According to Clarus Securities:

Unparalled Growth for Cheap

Banro is an emerging gold producer poised to deliver production growth of ~190% to 260koz by 2014. Beyond 2014, we expect a further doubling of production by 2018 (Exhibit 1). With the recently announced financing facility, Namoya is now fully funded which we expect to drive a re-rating of the stock. We highlight that management has delineated 17.2MMoz at a discovery cost of US$10/M&I oz and there are 33 mine targets some within sites of historical mining that could provide substantial resource growth. NOT RATED.

1. Twangiza Project Ramping Up

While the Twangiza mine has experienced start-up challenges since attaining commercial production in September 2012, we believe these issues are largely behind the company with the mine expected to see annual production of 96koz over the next twelve months. Management intends to complete two phases of
expansion which will increase plant capacity from the current 1.3Mtpa to 2.0MMtpa at a total capital cost of US$13MM by 2014. This will take production into the 120koz range at anticipated cash costs in the US$550-600/oz range. Using these parameters, we estimate an NPV of $586MM or $2.59/share for Twangiza (Exhibit 2) above the current market cap of ~US$470MM.

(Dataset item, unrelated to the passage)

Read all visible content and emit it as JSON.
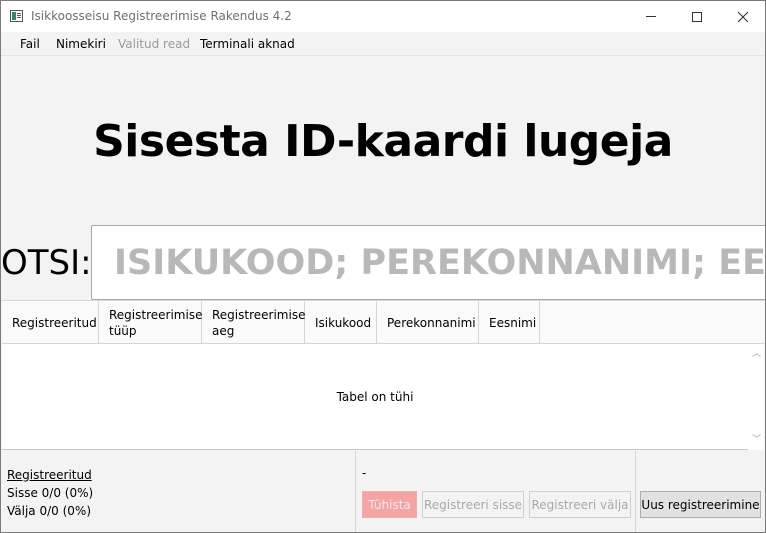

2. Solid Production Growth on the Horizon – Namoya Next Online

Namoya is tracking well towards delivering production growth of ~190% by 2014 with 60% of the initial capex already spent. Based on the January 24, 2012 economic assessment, the project is expected to generate annual production of 100koz at total cash costs of US$500/oz and an initial capex of US$175MM. Using these parameters the PEA estimated an NPV of $366MM or $1.70/share which the market is clearly not paying for. However, we note that management intends to mine and process higher grades (see grade tonnage curve in Exhibit 4) which along with updated per tonne costs takes our NPV estimate to US$479MM
or $2.12/share (Exhibit 3).

3. Production Growth Fully funded

Banro recently announced a financing package of up to US$90MM that makes Namoya fully funded (Exhibit 4). The financing will be in the form of 1.6MM gold linked preferred shares of Banro at US$25 each for gross proceeds of US$40MM (subject to increase to $60MM at Banro’s option) and credit facilities of US$30MM from Rawbank and Ecobank in the DRC each for US$15MM at rates of 9% and 8.5% interest respectively.

Significantly Undervalued Player

Banro trades at an AMC/oz of $34/oz, well below the producer average of US$111/oz (Exhibit 12). Part of this discount is likely due to having its operations in the DRC. However, we believe the political climate in the DRC is improving particularly in light of a peace accord recently signed with the rebel group that seized northern DRC in November. Further with the Namoya project now fully funded and significant production growth on the horizon, we expect to see a re-rating on the horizon. For its two projects Twangiza and Namoya (which should be in production by end of 2013), we impute a combined value of $4.71/share, double the current stock price of $2.33/share.

Further Growth from Lugushwa and Kamituga

We are encouraged by the resource growth potential at the Lugushwa and Kamituga projects, both sites of historical mining activity. Lugushwa is reported to have seen historical production of at least 457koz of alluvial gold while historical records suggest that Kamituga has seen historical production of approximately 1.5MMoz. We expect that Lugushwa could duplicate the Namoya heap leach plan/design and achieve production in the 2016-2017 timeframe, at a run-rate of 80-100koz. Kamituga could then come online shortly thereafter also at a run-rate of 75-100koz. Lugushwa currently hosts a resource of 5.6MMoz of which 1.13MMoz is in oxides whereas Kamituga hosts a 0.92MMoz resource. Management intends to develop these two projects from internal cash flows.